With the wisdom of hindsight, the combination of a luridly colourful life and a genuinely remarkable body of work meant that it was inevitable that Caravaggio’s day was bound to come. In these terms, the biographical high point was his murder of his tennis opponent Ranuccio Tomassoni on 28 May 1606, which makes the tantrums of John McEnroe seem distinctly half-hearted. In defence of McEnroe, it is worth adding that the row was in all probability over a bet rather than a line-call, since tennis players commonly gambled large sums of money on the outcome not just of matches, but of individual points.
As for the paintings, anyone inclined to doubt Caravaggio’s genius need only spend an afternoon in Rome wandering from San Luigi dei Francesi, via Sant’Agostino, to Santa Maria del Popolo to see what all the fuss is about. If they were to divide the next morning between the Borghese and Doria galleries, they would add no fewer than eight pictures to the six of the previous day, and have seen nearly a quarter of his generally accepted oeuvre in one fell swoop.
Given Caravaggio’s fame and the endless monographs that have already been written about his art, some of which are absolutely excellent, one might legitimately ask whether we really need another offering on the king of chiaroscuro. The simple answer is that this is no ordinary book, above all for its illustrations. Indeed, I am sure its lucky author, Sebastian Schütze, would be the first to agree with this judgment, since it is no criticism of his contribution. On the contrary, he is to be congratulated on having produced a short but exemplary text, which scrupulously resists all of the wilder attributional and interpretative fantasies by which the study of the artist has of late been blighted.
Taschen are justly celebrated for the beauty of the best of their books, but on this occasion they have really pulled out all the stops. This is not simply because Caravaggio is a bookshelf-defying monster volume (it measures approximately 16 x 12 inches), which means that it is possible to include spectacular close-ups, but more tellingly because so many of the transparencies or scans are new, with the result that the book as a whole effortlessly surpasses all previous attempts to capture the magic of Caravaggio’s surfaces.

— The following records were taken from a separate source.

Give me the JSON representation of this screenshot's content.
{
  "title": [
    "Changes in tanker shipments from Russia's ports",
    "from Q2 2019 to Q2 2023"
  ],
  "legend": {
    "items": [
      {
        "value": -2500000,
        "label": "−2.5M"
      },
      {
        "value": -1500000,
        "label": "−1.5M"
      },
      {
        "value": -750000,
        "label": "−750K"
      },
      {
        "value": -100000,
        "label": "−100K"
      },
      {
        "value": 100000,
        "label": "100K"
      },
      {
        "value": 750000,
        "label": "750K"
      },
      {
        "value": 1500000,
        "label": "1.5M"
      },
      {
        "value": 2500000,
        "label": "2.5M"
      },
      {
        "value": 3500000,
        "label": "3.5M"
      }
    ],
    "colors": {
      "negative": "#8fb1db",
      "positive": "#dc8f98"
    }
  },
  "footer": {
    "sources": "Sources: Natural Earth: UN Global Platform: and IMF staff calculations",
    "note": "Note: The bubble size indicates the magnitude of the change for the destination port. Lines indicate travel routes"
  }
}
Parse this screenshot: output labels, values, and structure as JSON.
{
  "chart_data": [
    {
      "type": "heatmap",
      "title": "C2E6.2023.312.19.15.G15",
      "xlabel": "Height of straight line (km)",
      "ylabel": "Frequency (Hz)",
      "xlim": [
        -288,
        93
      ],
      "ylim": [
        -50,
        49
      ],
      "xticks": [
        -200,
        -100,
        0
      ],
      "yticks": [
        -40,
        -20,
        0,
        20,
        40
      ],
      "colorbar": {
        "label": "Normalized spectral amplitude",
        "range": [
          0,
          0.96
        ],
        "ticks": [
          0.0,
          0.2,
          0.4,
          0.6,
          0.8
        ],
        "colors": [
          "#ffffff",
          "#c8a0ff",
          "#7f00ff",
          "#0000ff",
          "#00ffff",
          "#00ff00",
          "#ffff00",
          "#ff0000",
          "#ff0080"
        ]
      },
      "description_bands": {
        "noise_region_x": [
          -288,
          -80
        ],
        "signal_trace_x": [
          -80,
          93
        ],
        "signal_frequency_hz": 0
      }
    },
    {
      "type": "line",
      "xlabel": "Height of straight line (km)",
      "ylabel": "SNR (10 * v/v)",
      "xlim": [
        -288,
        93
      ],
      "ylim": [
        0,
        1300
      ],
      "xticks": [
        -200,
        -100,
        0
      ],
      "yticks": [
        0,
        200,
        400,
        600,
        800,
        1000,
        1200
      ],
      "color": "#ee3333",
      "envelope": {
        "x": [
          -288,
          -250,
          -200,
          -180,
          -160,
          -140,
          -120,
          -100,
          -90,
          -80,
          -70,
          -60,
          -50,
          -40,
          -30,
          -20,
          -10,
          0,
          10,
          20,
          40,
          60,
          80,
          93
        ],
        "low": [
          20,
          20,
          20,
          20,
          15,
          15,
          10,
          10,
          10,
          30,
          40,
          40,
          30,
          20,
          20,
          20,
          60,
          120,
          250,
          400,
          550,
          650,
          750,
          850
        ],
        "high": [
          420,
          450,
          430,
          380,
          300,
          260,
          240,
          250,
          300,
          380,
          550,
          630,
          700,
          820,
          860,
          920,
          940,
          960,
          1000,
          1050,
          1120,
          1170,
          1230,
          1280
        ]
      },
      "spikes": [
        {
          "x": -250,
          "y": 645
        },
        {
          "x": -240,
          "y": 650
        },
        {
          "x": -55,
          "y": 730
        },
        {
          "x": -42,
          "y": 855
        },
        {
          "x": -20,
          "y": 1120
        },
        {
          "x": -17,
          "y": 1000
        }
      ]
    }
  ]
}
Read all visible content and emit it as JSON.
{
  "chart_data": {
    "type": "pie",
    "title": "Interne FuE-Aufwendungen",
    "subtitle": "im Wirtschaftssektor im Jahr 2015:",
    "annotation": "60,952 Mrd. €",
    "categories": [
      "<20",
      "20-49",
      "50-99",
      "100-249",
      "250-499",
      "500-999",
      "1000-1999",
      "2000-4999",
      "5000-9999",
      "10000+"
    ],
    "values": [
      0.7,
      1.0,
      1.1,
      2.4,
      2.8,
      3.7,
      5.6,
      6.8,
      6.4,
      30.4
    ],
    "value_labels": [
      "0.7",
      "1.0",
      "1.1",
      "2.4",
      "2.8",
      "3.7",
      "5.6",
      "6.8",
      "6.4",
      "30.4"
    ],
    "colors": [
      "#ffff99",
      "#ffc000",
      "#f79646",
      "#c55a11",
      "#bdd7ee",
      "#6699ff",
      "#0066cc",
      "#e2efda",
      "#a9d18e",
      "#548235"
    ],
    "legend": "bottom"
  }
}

It also underlines the extent to which the physical condition of the works, even when they must be of much the same date, differs as a consequence of their varying fates across the centuries. If it is a minor source of regret that there are not details of all of them (I was hoping to have a chance to test my heretical suspicion that the flowers in the Hermitage Lute-Player are by a Flemish still-life specialist such as Jan Brueghel, and not by Caravaggio), then it should be added in conclusion that overall — and in spite of the eye-watering price — this is a book no serious lover of art will wish to be without.